Dans le même temps, il faut savoir que les États-Unis ne sont pas prêts pour une grande guerre à l’heure actuelle. En envoyant des bombardiers, Trump a pris un risque. Si l’Iran répondait par une attaque massive de missiles sur les bases américaines, il n’aurait d’autre choix que de se battre aux côtés d’Israël.

Mais les Iraniens se sont révélés raisonnables, et les Américains ont dû en tenir compte. Ils ont également calculé l’accord d’Israël de se retirer des hostilités.

En attaquant l’Iran, Israël s’est clairement imposé un fardeau dépassant ses forces. Au fur et à mesure que l’Iran s’adaptait aux frappes aériennes et aux dépenses d’Israël en matière de missiles de défense aérienne, la situation de ce pays allait empirer. Ils perdaient les mêmes drones dans le ciel iranien à un rythme beaucoup plus rapide que ce qu’ils pouvaient et peuvent produire.

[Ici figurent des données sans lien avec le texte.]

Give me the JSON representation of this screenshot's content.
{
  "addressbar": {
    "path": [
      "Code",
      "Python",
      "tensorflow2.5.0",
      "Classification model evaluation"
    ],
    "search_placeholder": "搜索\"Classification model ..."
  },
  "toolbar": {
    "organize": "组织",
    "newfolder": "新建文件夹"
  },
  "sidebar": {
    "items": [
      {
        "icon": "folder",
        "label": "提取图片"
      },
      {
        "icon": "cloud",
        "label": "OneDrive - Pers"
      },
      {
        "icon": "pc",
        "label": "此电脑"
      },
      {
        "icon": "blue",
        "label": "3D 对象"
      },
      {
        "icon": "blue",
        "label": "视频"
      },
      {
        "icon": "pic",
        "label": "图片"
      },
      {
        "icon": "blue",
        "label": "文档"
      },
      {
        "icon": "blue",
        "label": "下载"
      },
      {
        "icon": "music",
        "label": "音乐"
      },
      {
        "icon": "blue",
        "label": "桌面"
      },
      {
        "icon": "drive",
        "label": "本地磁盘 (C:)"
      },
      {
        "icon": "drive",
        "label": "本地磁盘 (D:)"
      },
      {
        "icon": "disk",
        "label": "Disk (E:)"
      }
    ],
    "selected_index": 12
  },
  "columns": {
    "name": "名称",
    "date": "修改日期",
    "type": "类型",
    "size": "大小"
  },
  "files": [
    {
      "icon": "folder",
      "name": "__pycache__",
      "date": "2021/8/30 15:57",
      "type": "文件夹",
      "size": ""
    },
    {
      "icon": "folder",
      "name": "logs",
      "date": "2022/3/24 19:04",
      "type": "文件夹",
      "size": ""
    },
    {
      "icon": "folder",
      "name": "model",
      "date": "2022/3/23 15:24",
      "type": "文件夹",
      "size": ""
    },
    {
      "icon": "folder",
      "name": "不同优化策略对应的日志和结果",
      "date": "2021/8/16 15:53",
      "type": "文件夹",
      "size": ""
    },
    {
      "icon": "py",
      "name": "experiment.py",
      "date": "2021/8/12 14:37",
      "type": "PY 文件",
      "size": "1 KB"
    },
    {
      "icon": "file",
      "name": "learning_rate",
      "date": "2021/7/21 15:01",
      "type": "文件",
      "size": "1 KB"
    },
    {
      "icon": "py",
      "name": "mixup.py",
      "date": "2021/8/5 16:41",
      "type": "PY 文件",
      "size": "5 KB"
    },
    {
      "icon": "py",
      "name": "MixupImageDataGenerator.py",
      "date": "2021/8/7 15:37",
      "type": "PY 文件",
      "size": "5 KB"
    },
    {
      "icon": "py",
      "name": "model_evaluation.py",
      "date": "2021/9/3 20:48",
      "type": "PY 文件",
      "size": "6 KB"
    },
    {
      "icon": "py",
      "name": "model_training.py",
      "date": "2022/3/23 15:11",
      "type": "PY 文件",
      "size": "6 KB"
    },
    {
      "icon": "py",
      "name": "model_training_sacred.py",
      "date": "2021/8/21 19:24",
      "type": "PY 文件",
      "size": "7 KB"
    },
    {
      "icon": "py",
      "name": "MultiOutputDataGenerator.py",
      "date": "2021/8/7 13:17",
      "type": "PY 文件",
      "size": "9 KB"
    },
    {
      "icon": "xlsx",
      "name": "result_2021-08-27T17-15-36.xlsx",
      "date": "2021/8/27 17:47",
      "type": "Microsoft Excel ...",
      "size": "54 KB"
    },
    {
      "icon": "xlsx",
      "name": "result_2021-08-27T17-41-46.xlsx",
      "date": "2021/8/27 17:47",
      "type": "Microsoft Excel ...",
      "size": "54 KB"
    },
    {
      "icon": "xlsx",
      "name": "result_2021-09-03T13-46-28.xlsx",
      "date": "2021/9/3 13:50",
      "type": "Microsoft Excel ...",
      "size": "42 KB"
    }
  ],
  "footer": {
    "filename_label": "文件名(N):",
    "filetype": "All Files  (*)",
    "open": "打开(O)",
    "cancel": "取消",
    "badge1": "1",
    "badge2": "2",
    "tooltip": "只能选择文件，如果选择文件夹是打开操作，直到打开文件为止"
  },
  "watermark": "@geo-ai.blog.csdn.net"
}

Mais Trump les a sortis de ce pari.

Lors de son premier mandat, Trump a proclamé deux slogans. Le premier était « Make America Great Again ». C’est un souvenir, c’est un ouï-dire. Le second est « La paix par la force », qui vient de la phrase de l’empereur romain Hadrien : « La paix par la force, et si cela ne marche pas , la paix par la guerre. » Ce principe était et est toujours celui de Donald Trump. Même l’impréparation des États-Unis à une guerre majeure ici et maintenant ne fait pas renoncer cet homme à ses principes. C’est peut-être la principale leçon à tirer de l’opération américaine.